Tanti convengono sulla necessità di un governo stabile per l’Italia, ma il metodo della “raccolta firme” per convincere il premier Mario Draghi a rimanere in sella non piace a tutti i sindaci del Lodigiano.Infatti, la situazione, a livello nazionale, è piuttosto confusa: dopo le dimissioni del presidente del consiglio, rifiutate dal Colle, si è aperta una fase di stallo in cui, sicuramente, a Roma si stanno tenendo colloqui e trattative più o meno nascoste, e nel resto d’Italia giornalisti e opinionisti fanno le loro congetture. Domenica, però, si è aperto un nuovo fronte, quello dei sindaci che hanno condiviso un appello perché il presidente rimanga al suo posto, onde evitare una situazione di instabilità politica in un periodo particolarmente delicato.
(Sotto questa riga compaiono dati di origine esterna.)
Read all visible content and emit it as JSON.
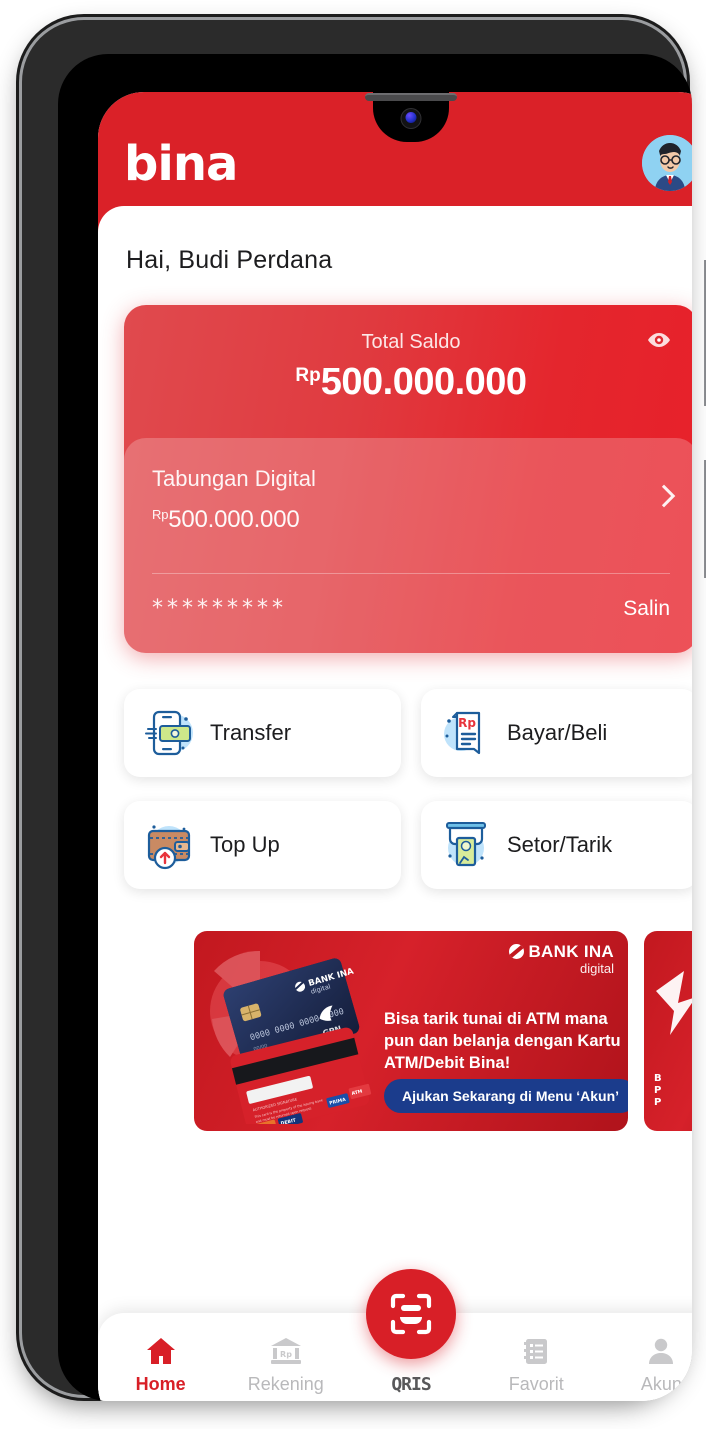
{
  "app": {
    "brand": "bina",
    "header_color": "#DA2128",
    "accent_color": "#D81F27"
  },
  "header": {
    "logo_text": "bina",
    "avatar_label": "Budi Perdana"
  },
  "greeting": {
    "text": "Hai, Budi Perdana"
  },
  "balance_card": {
    "total_label": "Total Saldo",
    "currency_symbol": "Rp",
    "total_amount": "500.000.000",
    "visibility_icon": "eye-icon",
    "account_name": "Tabungan Digital",
    "account_currency": "Rp",
    "account_amount": "500.000.000",
    "account_number_masked": "*********",
    "copy_label": "Salin",
    "chevron_icon": "chevron-right-icon"
  },
  "quick_actions": [
    {
      "label": "Transfer",
      "icon": "transfer-icon"
    },
    {
      "label": "Bayar/Beli",
      "icon": "bill-payment-icon"
    },
    {
      "label": "Top Up",
      "icon": "wallet-topup-icon"
    },
    {
      "label": "Setor/Tarik",
      "icon": "atm-cash-icon"
    }
  ],
  "banner": {
    "bank_name": "BANK INA",
    "bank_sub": "digital",
    "headline": "Bisa tarik tunai di ATM mana pun dan belanja dengan Kartu ATM/Debit Bina!",
    "cta_label": "Ajukan Sekarang di Menu ‘Akun’",
    "cta_color": "#1B3C8C",
    "background_color": "#C2181F"
  },
  "bottom_nav": {
    "items": [
      {
        "label": "Home",
        "icon": "home-icon",
        "active": true
      },
      {
        "label": "Rekening",
        "icon": "bank-icon",
        "active": false
      },
      {
        "label": "QRIS",
        "icon": "qr-scan-icon",
        "active": false
      },
      {
        "label": "Favorit",
        "icon": "list-icon",
        "active": false
      },
      {
        "label": "Akun",
        "icon": "person-icon",
        "active": false
      }
    ]
  }
}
Nel Lodigiano ci sono idee e pareri contrastanti, ovviamente: benché tutti condividano la necessità di stabilità politica di fronte alle criticità che affliggono il Paese, non è scontato che questa stabilità debba passare per Draghi e, ancor meno, che la permanenza del presidente al Governo debba essere chiesta anche con il metodo della raccolta firme. Sicuramente, a sostenere la causa di Draghi c’è al momento il sindaco del capoluogo, Andrea Furegato: «Ho firmato - spiega -. Non c’è molto da dire se non che ho condiviso questo appello che, tuttavia, ora si è allargato anche alle associazioni e non soltanto ai sindaci, come è giusto che sia». Simile linea anche per Osvaldo Felissari, sindaco di Lodi Vecchio. Tra i contrari all’appello Severino Serafini, sindaco di Massalengo, Elia Delmiglio di Casalpusterlengo, Costantino Pesatori di Castiglione d’Adda e Francesco Morosini di Tavazzano.